Gospel – Tome 1
Gospel
Bien que ma connaissance de l’histoire anglaise soit limitée et que le roi Henri VIII et moi n’ayons guère passé de temps ensemble, après une rapide recherche, il s’avère que c’est un roi plutôt célèbre pour ses actions, et pas forcément en bien. Cela fait de lui une source relativement riche en contes et légendes.

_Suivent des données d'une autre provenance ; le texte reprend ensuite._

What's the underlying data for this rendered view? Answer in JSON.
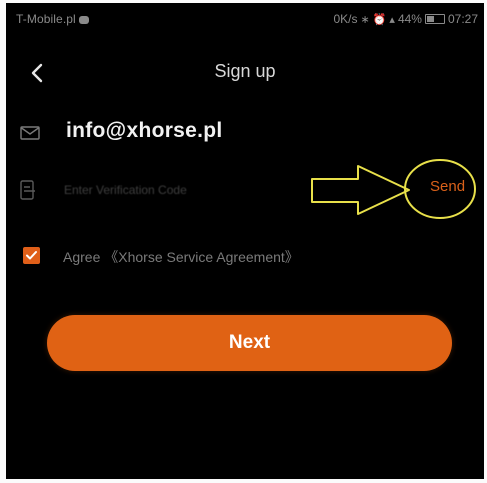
{
  "status_bar": {
    "carrier": "T-Mobile.pl",
    "speed": "0K/s",
    "signal": "44%",
    "time": "07:27",
    "icons": [
      "chat-icon",
      "bluetooth-icon",
      "alarm-icon",
      "signal-icon",
      "battery-icon"
    ]
  },
  "header": {
    "title": "Sign up",
    "back_icon": "chevron-left-icon"
  },
  "form": {
    "email": {
      "icon": "mail-icon",
      "value": "info@xhorse.pl"
    },
    "code": {
      "icon": "verification-code-icon",
      "placeholder": "Enter Verification Code",
      "value": "",
      "send_label": "Send"
    },
    "agree": {
      "checked": true,
      "label": "Agree 《Xhorse Service Agreement》"
    },
    "next_label": "Next"
  },
  "colors": {
    "accent": "#e06214",
    "annotation": "#e8e04a",
    "background": "#000000",
    "text_light": "#d8d8d8"
  }
}
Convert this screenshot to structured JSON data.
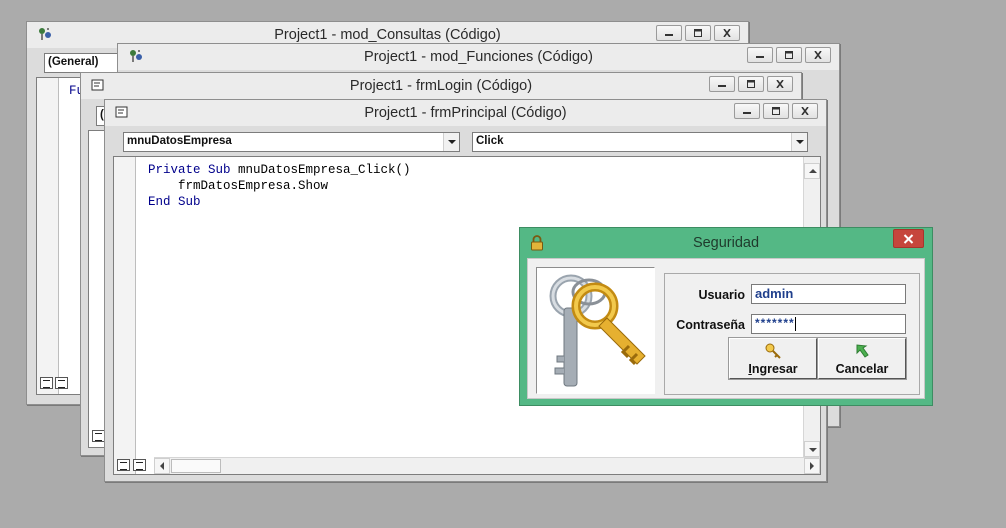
{
  "windows": {
    "consultas": {
      "title": "Project1 - mod_Consultas (Código)",
      "object_combo": "(General)",
      "code_fragment": "Fu"
    },
    "funciones": {
      "title": "Project1 - mod_Funciones (Código)"
    },
    "login": {
      "title": "Project1 - frmLogin (Código)",
      "object_combo_fragment": "("
    },
    "principal": {
      "title": "Project1 - frmPrincipal (Código)",
      "object_combo": "mnuDatosEmpresa",
      "procedure_combo": "Click",
      "code": {
        "kw_private_sub": "Private Sub",
        "proc_name": " mnuDatosEmpresa_Click()",
        "line2": "    frmDatosEmpresa.Show",
        "kw_end_sub": "End Sub"
      }
    }
  },
  "dialog": {
    "title": "Seguridad",
    "usuario_label": "Usuario",
    "usuario_value": "admin",
    "contrasena_label": "Contraseña",
    "contrasena_value": "*******",
    "ingresar_mnemonic": "I",
    "ingresar_rest": "ngresar",
    "cancelar_label": "Cancelar"
  },
  "colors": {
    "desktop": "#ababab",
    "dialog_frame": "#54b885",
    "close_button": "#c6463c",
    "keyword": "#00008b",
    "input_text": "#1f3f8c"
  },
  "icons": [
    "project-icon",
    "code-window-icon",
    "minimize-icon",
    "maximize-icon",
    "close-icon",
    "lock-icon",
    "keys-icon",
    "ingresar-key-icon",
    "cancelar-arrow-icon"
  ]
}
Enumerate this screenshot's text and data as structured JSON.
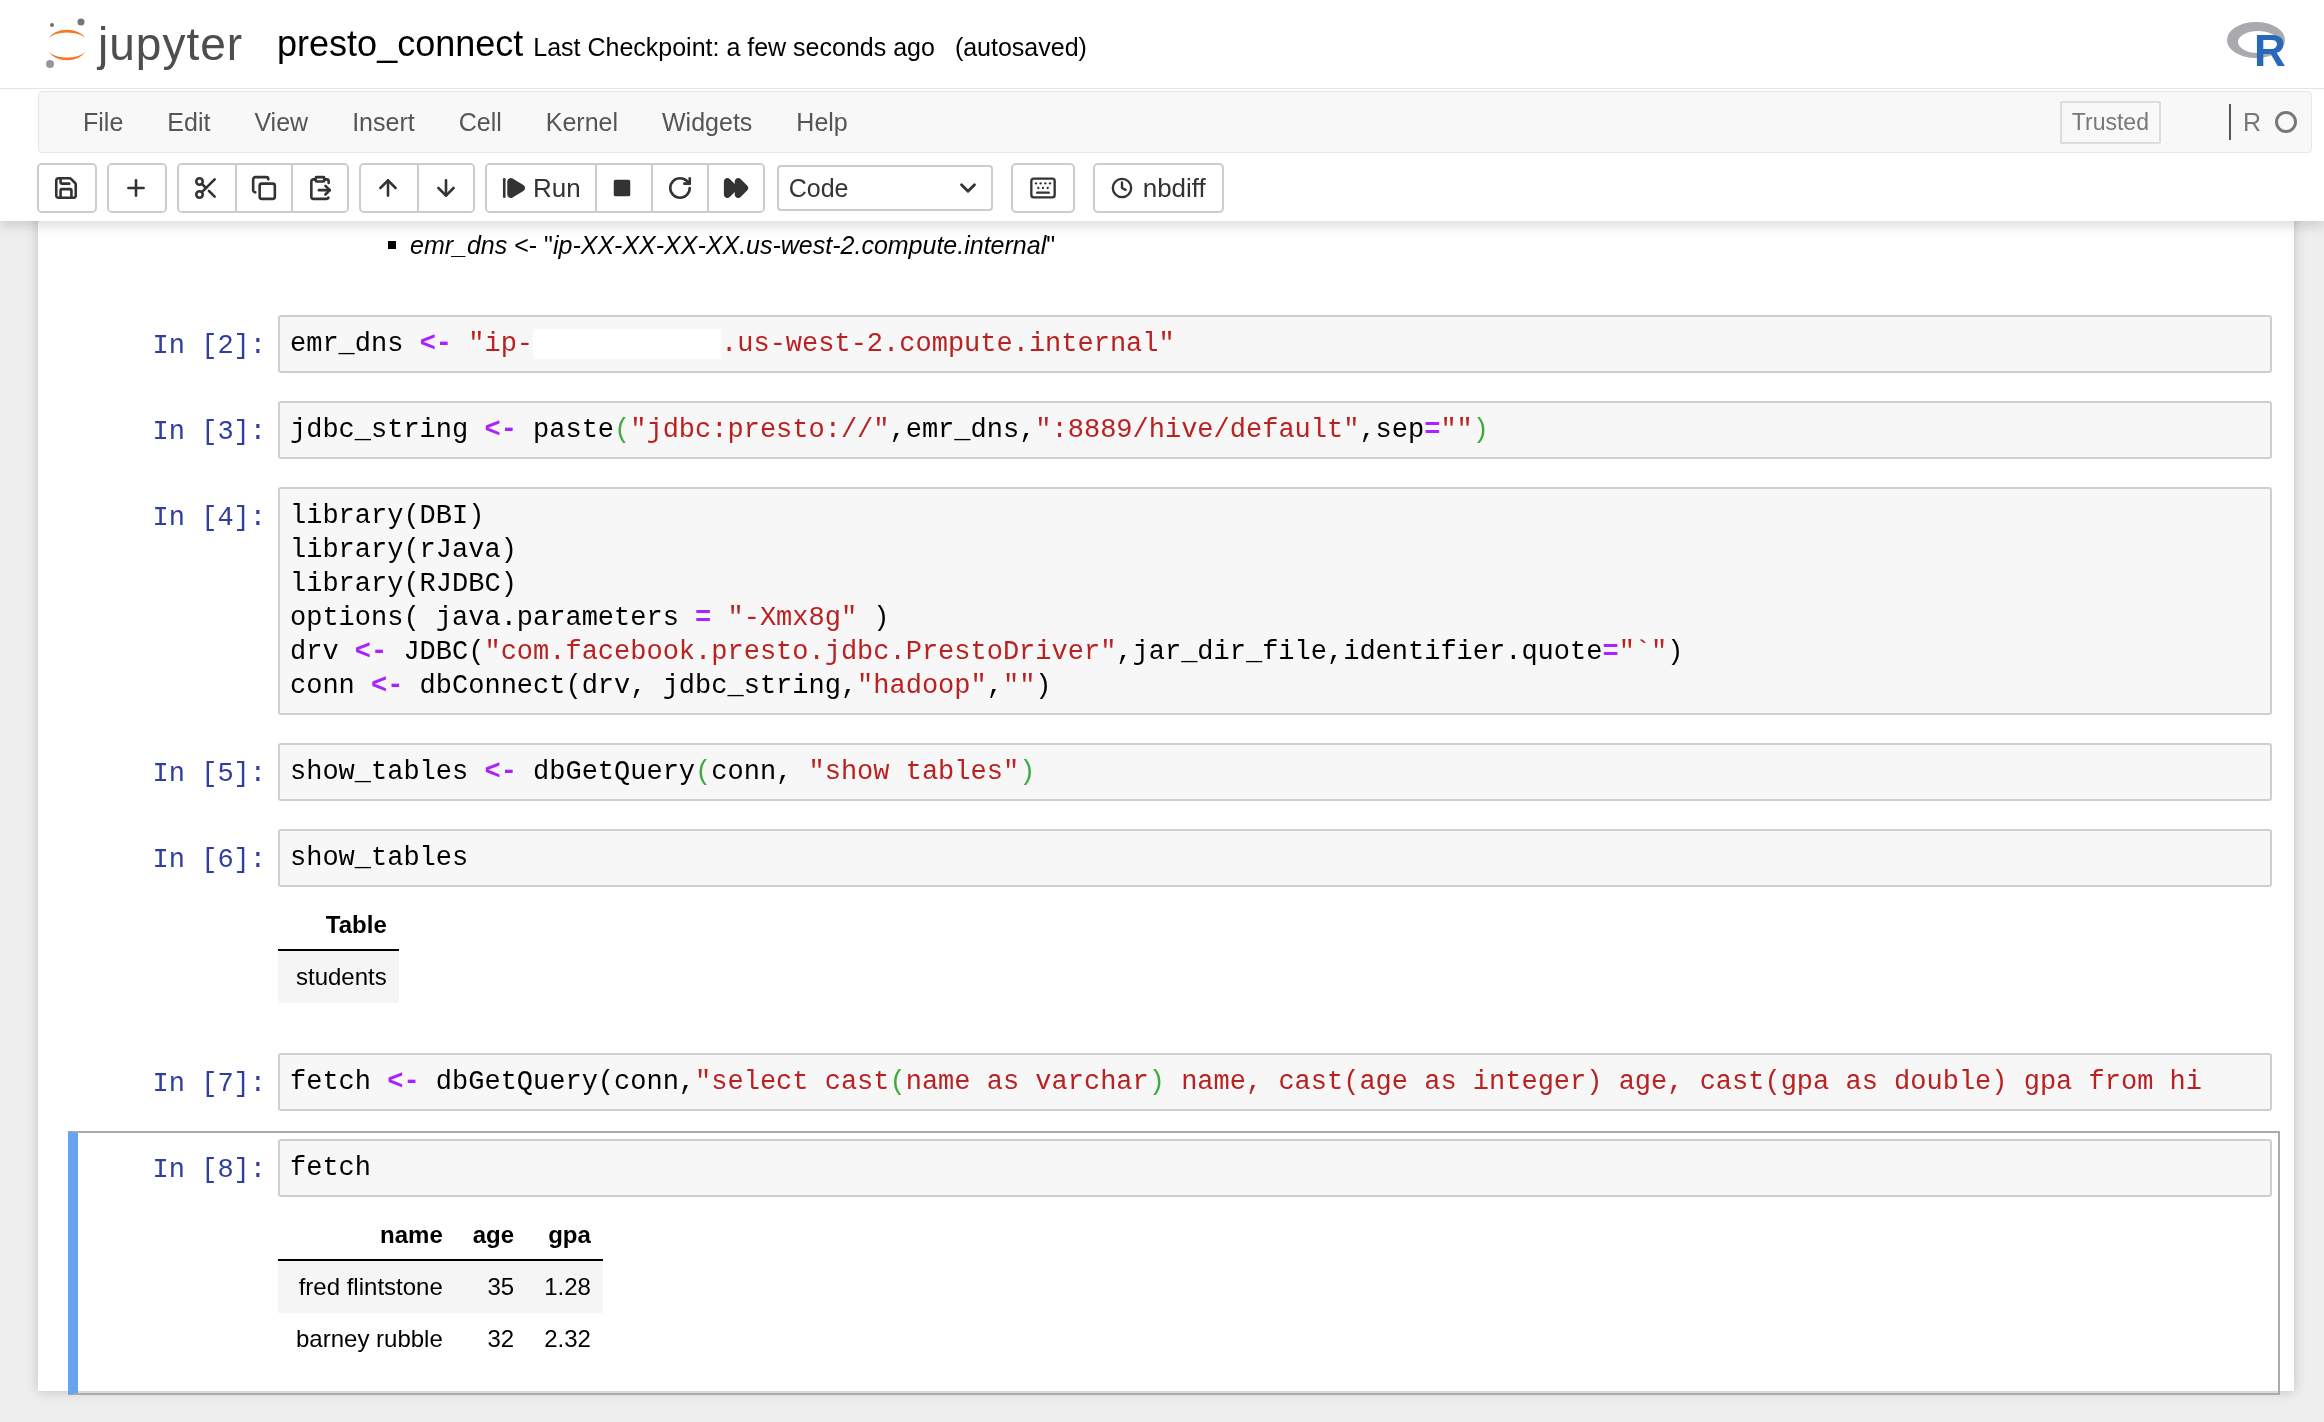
{
  "header": {
    "logo_text": "jupyter",
    "notebook_name": "presto_connect",
    "checkpoint": "Last Checkpoint: a few seconds ago",
    "autosave": "(autosaved)",
    "kernel_logo": {
      "letter": "R"
    }
  },
  "menubar": {
    "items": [
      "File",
      "Edit",
      "View",
      "Insert",
      "Cell",
      "Kernel",
      "Widgets",
      "Help"
    ],
    "trusted": "Trusted",
    "kernel_name": "R",
    "kernel_busy": false
  },
  "toolbar": {
    "groups": [
      [
        {
          "kind": "save"
        }
      ],
      [
        {
          "kind": "add"
        }
      ],
      [
        {
          "kind": "cut"
        },
        {
          "kind": "copy"
        },
        {
          "kind": "paste"
        }
      ],
      [
        {
          "kind": "up"
        },
        {
          "kind": "down"
        }
      ],
      [
        {
          "kind": "run",
          "label": "Run"
        },
        {
          "kind": "stop"
        },
        {
          "kind": "restart"
        },
        {
          "kind": "run_all"
        }
      ]
    ],
    "cell_type": "Code",
    "nbdiff": "nbdiff"
  },
  "markdown": {
    "items": [
      {
        "text": "*emr_dns* <- \"*ip-XX-XX-XX-XX.us-west-2.compute.internal*\""
      }
    ]
  },
  "cells": [
    {
      "prompt": "In [2]:",
      "selected": false,
      "lines": [
        [
          {
            "kind": "plain",
            "text": "emr_dns "
          },
          {
            "kind": "op",
            "text": "<-"
          },
          {
            "kind": "str",
            "text": " \"ip-"
          },
          {
            "kind": "redacted"
          },
          {
            "kind": "str",
            "text": ".us-west-2.compute.internal\""
          }
        ]
      ]
    },
    {
      "prompt": "In [3]:",
      "selected": false,
      "lines": [
        [
          {
            "kind": "plain",
            "text": "jdbc_string "
          },
          {
            "kind": "op",
            "text": "<-"
          },
          {
            "kind": "plain",
            "text": " paste"
          },
          {
            "kind": "paren",
            "text": "("
          },
          {
            "kind": "str",
            "text": "\"jdbc:presto://\""
          },
          {
            "kind": "plain",
            "text": ",emr_dns,"
          },
          {
            "kind": "str",
            "text": "\":8889/hive/default\""
          },
          {
            "kind": "plain",
            "text": ",sep"
          },
          {
            "kind": "op",
            "text": "="
          },
          {
            "kind": "str",
            "text": "\"\""
          },
          {
            "kind": "paren",
            "text": ")"
          }
        ]
      ]
    },
    {
      "prompt": "In [4]:",
      "selected": false,
      "lines": [
        [
          {
            "kind": "plain",
            "text": "library(DBI)"
          }
        ],
        [
          {
            "kind": "plain",
            "text": "library(rJava)"
          }
        ],
        [
          {
            "kind": "plain",
            "text": "library(RJDBC)"
          }
        ],
        [
          {
            "kind": "plain",
            "text": "options( java.parameters "
          },
          {
            "kind": "op",
            "text": "="
          },
          {
            "kind": "str",
            "text": " \"-Xmx8g\""
          },
          {
            "kind": "plain",
            "text": " )"
          }
        ],
        [
          {
            "kind": "plain",
            "text": "drv "
          },
          {
            "kind": "op",
            "text": "<-"
          },
          {
            "kind": "plain",
            "text": " JDBC("
          },
          {
            "kind": "str",
            "text": "\"com.facebook.presto.jdbc.PrestoDriver\""
          },
          {
            "kind": "plain",
            "text": ",jar_dir_file,identifier.quote"
          },
          {
            "kind": "op",
            "text": "="
          },
          {
            "kind": "str",
            "text": "\"`\""
          },
          {
            "kind": "plain",
            "text": ")"
          }
        ],
        [
          {
            "kind": "plain",
            "text": "conn "
          },
          {
            "kind": "op",
            "text": "<-"
          },
          {
            "kind": "plain",
            "text": " dbConnect(drv, jdbc_string,"
          },
          {
            "kind": "str",
            "text": "\"hadoop\""
          },
          {
            "kind": "plain",
            "text": ","
          },
          {
            "kind": "str",
            "text": "\"\""
          },
          {
            "kind": "plain",
            "text": ")"
          }
        ]
      ]
    },
    {
      "prompt": "In [5]:",
      "selected": false,
      "lines": [
        [
          {
            "kind": "plain",
            "text": "show_tables "
          },
          {
            "kind": "op",
            "text": "<-"
          },
          {
            "kind": "plain",
            "text": " dbGetQuery"
          },
          {
            "kind": "paren",
            "text": "("
          },
          {
            "kind": "plain",
            "text": "conn, "
          },
          {
            "kind": "str",
            "text": "\"show tables\""
          },
          {
            "kind": "paren",
            "text": ")"
          }
        ]
      ]
    },
    {
      "prompt": "In [6]:",
      "selected": false,
      "lines": [
        [
          {
            "kind": "plain",
            "text": "show_tables"
          }
        ]
      ],
      "output": {
        "columns": [
          "Table"
        ],
        "rows": [
          [
            "students"
          ]
        ]
      }
    },
    {
      "prompt": "In [7]:",
      "selected": false,
      "lines": [
        [
          {
            "kind": "plain",
            "text": "fetch "
          },
          {
            "kind": "op",
            "text": "<-"
          },
          {
            "kind": "plain",
            "text": " dbGetQuery(conn,"
          },
          {
            "kind": "str",
            "text": "\"select cast"
          },
          {
            "kind": "paren",
            "text": "("
          },
          {
            "kind": "str",
            "text": "name as varchar"
          },
          {
            "kind": "paren",
            "text": ")"
          },
          {
            "kind": "str",
            "text": " name, cast(age as integer) age, cast(gpa as double) gpa from hi"
          }
        ]
      ]
    },
    {
      "prompt": "In [8]:",
      "selected": true,
      "lines": [
        [
          {
            "kind": "plain",
            "text": "fetch"
          }
        ]
      ],
      "output": {
        "columns": [
          "name",
          "age",
          "gpa"
        ],
        "rows": [
          [
            "fred flintstone",
            "35",
            "1.28"
          ],
          [
            "barney rubble",
            "32",
            "2.32"
          ]
        ]
      }
    }
  ]
}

C’est en partie grâce à lui qu’aujourd’hui nous avons droit à Gospel. Ce comics se déroule dans la période troublée de la transformation de l’église. C’est dans ce contexte que Will Morris nous raconte, à travers deux lignes temporelles différentes, l’histoire de Mathilde, l’héroïne auto-proclamée de la paroisse de Rumpsted, et de Pitt, son scribe. Tous deux vont se retrouver face à des événements qui les placeront tour à tour dans des situations mêlant réalité, machination, supercherie, et surtout récits épiques. Ils devront démêler le vrai du faux et surtout sauver leur paroisse. Mais comme dans toute aventure, elle n’est épique que si tous les ingrédients sont présents pour en faire une légende; le talent de Pitt devra faire son œuvre.
En suivant les cinq chapitres de cette histoire auto-contenue, nous faisons un ping-pong entre la ligne temporelle de Mathilde et Pitt et une ligne temporelle plus contemporaine, où un homme mystérieux s’entretient avec une sorte d’assistante sociale qui vient juger son état de santé.
Malgré quelques libertés prises par les auteurs sur les personnages de la période médiévale, on se laisse facilement embarquer par la dynamique du duo. Mathilde et Pitt fonctionnent bien ensemble. Leur aventure est suffisamment bien écrite pour nous pousser à toujours tourner la page pour connaître le dénouement du mystère ou la suite de l’aventure. Lorsque Rumpsted est mis à feu par ce qu’on imagine être le diable, Mathilde part braver les dangers pour sauver tout le monde.
Côté scénario, c’est une aventure plutôt bien écrite, assez épique pour donner suffisamment de détails au lecteur pour qu’il ne lève pas le bout du nez. La force du titre réside, à mon sens, dans les allers-retours avec le présent, mettant le lecteur dans une sorte de doute permanent: est-ce vraiment une histoire réelle ? Est-ce que le narrateur est complètement fou ? On est vraiment dans un flou total, du moins jusqu’au chapitre 3 où j’ai commencé à comprendre comment l’auteur avait tourné son histoire. Malgré tout, lors de la conclusion et de la révélation finale, j’ai eu un léger doute. Cela, pour moi, ajoute un intérêt au titre: réussir à garder ce mystère tout au long de l’histoire est très fort.
Le rythme du scénario est parfaitement accompagné d’une mise en page dynamique et de couleurs douces. C’est plutôt organique, et les interactions entre personnages, actions, et décors fonctionnent parfaitement. J’aime particulièrement les effets de lumière et d’ombre proposés. Le fait que Will Morris soit seul sur ce titre joue certainement sur le fait qu’il ait pensé sa mise en page comme son scénario se présente dans son esprit; cela se voit et se sent.
Gospel est le récit d’une jeune femme cherchant gloire et reconnaissance dans un monde qui ne perçoit pas les choses de la même façon. Malgré les difficultés qu’elle va rencontrer, on se rend surtout compte que, peu importe l’aventure, le plus important est par qui elle est écrite et surtout comment elle est racontée. Ici, vous avez droit à un savant mélange de tout cela, maîtrisé du début à la fin pour une aventure auto-contenue en un tome, sur lequel j’ai pris beaucoup de plaisir.